Information retrieval in technical documents: from the user's query to the information-unit tagging

  • Authors:
  • Céline Paganelli;Evelyne Mounier

  • Affiliations:
  • Université Stendhal, Grenoble, France;Université Stendhal, Grenoble, France

  • Venue:
  • Proceedings of the 21st annual international conference on Documentation
  • Year:
  • 2003

Quantified Score

Hi-index 0.01

Visualization

Abstract

Information retrieval systems within voluminous textual documents raise specific problems, such as the choice of the retrieval-unit and the relevance of each response. For the selection of the retrieval-unit, several solutions have been proposed, such as the exploitation of the document logical structure. In most cases, a measure of the retrieval-unit relevance is assessed using criteria, such as the number of occurrences of query terms in the document and their position in the document.Few systems are user centered designed and are adapted to the task they are supposed to assist: usually, these systems are based on paper-aid documentation electronically recorded with a standard information retrieval module. Sysrit (technical information retrieval system), a system under development, is aimed at users expert in the search of technical documents. The conception of Sysrit is based on observations made on these users. In this system, a technical document is automatically segmented into paragraphs (called information units. In order to improve the relevance of the responses given to the users, Sysrit proposes to tag the information units. Indeed, we make the assumption that a response is all the more relevant since it belongs to the same category as the query.We show that queries and information units can be first categorized in two types: the object (which corresponds to object descriptions) and the pro type (which concerns procedural descriptions).
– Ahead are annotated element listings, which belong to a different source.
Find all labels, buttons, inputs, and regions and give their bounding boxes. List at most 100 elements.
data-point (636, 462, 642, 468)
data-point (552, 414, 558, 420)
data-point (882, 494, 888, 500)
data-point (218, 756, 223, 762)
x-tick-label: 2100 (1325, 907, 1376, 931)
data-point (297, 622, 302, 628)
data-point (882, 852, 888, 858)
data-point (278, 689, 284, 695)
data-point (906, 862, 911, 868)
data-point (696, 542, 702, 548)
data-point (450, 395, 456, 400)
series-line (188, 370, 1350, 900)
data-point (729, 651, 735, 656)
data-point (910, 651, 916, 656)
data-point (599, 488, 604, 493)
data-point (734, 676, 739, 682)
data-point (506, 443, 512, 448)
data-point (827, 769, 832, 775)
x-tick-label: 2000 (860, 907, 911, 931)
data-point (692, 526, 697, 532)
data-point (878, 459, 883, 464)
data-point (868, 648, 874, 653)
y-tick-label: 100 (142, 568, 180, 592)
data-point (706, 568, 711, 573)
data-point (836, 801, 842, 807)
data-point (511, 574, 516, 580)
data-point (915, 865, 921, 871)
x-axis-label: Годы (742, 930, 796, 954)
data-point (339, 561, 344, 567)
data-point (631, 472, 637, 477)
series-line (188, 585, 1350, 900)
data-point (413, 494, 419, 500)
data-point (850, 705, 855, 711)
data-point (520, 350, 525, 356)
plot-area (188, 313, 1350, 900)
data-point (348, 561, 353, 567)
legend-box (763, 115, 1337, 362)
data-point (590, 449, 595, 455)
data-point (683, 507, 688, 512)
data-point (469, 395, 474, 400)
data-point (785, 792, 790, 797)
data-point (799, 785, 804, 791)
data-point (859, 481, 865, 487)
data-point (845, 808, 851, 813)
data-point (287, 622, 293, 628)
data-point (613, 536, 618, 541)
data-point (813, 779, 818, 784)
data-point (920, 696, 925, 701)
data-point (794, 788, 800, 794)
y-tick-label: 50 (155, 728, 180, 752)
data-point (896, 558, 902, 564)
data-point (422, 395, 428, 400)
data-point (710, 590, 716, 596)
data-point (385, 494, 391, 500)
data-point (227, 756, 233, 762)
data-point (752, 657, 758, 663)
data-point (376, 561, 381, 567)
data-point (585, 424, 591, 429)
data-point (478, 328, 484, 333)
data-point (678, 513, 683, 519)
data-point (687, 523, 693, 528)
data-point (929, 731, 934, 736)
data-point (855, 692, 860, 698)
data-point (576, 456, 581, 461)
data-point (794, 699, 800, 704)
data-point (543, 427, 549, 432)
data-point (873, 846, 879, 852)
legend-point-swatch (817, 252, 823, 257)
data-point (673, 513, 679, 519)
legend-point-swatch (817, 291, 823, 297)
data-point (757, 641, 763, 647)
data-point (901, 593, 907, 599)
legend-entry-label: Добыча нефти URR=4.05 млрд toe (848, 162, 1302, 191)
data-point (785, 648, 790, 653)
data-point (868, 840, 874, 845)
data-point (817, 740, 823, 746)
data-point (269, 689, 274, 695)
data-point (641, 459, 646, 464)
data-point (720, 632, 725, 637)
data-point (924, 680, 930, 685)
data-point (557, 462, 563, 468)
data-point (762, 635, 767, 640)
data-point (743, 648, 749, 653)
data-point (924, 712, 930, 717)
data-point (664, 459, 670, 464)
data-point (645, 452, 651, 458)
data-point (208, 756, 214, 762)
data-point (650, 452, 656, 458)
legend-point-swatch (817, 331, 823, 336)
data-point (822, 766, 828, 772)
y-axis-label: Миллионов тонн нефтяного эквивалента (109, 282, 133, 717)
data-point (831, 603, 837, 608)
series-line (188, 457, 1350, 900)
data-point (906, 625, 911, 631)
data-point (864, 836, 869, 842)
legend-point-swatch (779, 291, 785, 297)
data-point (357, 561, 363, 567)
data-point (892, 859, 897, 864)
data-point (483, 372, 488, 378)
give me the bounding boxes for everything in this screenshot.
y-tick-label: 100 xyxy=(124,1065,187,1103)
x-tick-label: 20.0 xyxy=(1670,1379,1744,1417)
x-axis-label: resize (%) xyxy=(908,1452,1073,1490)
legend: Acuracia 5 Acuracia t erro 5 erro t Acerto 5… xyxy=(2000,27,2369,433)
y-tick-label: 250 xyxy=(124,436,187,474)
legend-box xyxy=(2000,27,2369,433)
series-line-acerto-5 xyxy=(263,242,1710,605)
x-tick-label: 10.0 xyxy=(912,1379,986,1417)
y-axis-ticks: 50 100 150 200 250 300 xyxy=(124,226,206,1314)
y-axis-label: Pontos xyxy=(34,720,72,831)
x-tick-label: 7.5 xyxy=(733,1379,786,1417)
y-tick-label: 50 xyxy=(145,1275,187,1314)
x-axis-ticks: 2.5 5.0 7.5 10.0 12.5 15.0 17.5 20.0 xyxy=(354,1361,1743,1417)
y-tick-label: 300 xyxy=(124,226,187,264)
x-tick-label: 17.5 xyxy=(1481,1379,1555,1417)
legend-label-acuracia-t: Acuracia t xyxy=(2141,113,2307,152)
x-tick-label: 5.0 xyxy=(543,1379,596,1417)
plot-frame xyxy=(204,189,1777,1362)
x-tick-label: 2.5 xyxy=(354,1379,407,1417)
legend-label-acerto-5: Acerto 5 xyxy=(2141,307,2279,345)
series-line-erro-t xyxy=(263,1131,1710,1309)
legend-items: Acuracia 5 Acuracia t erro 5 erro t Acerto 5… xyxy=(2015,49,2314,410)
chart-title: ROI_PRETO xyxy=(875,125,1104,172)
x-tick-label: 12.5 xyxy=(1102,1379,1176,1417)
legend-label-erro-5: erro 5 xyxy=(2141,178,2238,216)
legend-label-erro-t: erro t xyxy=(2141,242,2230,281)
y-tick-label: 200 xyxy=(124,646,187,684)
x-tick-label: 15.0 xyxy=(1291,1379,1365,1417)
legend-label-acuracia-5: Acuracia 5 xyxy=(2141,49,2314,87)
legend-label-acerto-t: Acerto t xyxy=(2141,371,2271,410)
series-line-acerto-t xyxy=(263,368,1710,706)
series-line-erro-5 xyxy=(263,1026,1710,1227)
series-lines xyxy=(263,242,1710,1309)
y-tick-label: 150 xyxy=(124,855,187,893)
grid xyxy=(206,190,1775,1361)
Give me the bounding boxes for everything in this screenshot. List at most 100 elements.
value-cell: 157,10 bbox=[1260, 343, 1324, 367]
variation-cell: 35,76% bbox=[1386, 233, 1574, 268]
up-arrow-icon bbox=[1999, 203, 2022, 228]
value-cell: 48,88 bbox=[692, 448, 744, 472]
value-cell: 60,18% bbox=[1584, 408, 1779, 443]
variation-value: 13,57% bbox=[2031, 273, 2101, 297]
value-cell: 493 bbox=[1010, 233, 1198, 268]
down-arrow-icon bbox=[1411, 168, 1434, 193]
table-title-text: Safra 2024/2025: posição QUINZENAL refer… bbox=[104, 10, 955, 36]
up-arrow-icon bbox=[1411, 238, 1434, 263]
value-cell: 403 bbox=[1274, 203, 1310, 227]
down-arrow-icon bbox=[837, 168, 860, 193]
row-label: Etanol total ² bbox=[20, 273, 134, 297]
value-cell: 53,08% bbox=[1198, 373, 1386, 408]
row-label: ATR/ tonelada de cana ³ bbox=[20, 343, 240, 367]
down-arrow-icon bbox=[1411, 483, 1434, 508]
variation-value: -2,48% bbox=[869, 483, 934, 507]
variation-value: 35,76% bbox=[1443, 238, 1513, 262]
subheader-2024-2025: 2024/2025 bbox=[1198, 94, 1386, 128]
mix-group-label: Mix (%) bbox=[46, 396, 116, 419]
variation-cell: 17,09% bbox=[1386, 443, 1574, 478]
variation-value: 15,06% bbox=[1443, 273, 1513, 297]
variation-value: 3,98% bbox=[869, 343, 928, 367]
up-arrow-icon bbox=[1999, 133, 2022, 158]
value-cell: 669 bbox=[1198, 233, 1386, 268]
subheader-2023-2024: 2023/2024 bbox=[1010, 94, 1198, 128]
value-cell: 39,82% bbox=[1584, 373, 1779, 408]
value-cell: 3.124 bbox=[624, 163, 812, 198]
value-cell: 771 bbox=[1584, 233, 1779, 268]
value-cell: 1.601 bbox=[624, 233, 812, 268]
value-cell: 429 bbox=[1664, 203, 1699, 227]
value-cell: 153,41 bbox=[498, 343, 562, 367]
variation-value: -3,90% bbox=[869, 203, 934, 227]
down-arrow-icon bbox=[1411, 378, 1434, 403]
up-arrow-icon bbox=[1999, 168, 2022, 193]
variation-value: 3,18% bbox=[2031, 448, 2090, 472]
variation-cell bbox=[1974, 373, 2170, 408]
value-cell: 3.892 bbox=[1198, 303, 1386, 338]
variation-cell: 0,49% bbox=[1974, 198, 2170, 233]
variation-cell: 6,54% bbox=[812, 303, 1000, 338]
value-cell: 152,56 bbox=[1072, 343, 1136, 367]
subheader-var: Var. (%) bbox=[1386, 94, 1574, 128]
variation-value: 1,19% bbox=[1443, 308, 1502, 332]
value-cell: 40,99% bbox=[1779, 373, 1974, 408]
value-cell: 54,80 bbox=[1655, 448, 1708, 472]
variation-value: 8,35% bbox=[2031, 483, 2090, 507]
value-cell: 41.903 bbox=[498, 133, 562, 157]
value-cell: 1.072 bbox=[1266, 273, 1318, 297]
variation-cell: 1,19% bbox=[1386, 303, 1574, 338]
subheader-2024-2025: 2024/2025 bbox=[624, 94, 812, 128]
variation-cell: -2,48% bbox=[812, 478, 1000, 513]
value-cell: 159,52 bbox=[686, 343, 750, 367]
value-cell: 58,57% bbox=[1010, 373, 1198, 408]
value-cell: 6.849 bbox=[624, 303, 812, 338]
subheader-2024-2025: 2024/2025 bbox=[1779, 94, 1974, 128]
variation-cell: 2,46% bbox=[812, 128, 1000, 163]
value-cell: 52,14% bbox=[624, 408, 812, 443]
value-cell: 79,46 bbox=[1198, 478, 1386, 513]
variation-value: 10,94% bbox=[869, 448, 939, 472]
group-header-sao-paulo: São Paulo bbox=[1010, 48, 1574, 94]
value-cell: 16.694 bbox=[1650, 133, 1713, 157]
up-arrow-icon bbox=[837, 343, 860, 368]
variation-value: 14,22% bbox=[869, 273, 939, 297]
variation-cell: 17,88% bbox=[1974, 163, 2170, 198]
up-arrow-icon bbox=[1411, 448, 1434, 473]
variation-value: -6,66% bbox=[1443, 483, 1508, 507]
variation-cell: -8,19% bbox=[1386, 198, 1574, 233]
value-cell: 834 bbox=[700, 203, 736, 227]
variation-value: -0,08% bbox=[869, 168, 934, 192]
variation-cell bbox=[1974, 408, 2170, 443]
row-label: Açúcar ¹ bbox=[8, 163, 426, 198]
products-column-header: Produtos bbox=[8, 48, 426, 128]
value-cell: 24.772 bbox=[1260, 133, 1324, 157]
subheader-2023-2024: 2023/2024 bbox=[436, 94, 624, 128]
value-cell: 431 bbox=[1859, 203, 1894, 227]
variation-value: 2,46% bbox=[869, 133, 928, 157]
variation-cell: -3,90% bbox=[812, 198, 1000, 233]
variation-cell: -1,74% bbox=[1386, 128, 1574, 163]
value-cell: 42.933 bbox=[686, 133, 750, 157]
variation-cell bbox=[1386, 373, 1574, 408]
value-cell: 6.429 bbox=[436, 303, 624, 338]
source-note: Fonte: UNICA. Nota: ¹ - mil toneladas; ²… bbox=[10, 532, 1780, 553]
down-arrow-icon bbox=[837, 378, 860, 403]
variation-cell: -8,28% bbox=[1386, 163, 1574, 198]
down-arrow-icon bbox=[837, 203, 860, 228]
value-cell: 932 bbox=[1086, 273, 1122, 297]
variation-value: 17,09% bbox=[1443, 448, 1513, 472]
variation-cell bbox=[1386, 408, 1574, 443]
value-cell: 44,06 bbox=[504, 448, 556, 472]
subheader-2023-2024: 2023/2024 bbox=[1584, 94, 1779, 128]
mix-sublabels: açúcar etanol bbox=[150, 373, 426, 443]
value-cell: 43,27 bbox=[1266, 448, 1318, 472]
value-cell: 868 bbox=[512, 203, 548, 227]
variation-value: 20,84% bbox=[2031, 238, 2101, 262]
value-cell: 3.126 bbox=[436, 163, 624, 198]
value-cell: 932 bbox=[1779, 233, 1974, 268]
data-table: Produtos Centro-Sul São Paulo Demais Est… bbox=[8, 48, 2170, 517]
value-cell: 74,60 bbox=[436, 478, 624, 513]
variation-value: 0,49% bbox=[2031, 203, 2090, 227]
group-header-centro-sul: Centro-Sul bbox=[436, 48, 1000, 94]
A detailed study of the object type shows that it is heterogeneous and covers different sub-types: objects descriptions (do), definitions (dfi) and specifications descriptions (df). Upon experimental validation with expert users, we first proposed to categorize the type of each information unit as either object or pro., and second to sub-categorize the object units as do, dfi or df. We here focus on queries more than on information units. A corpus analysis and a validation by expert users confirm that this categorization can also be used to characterize queries. Moreover, the results of this analysis enable us to propose rules in order to automatically recognize and tag each type of queries.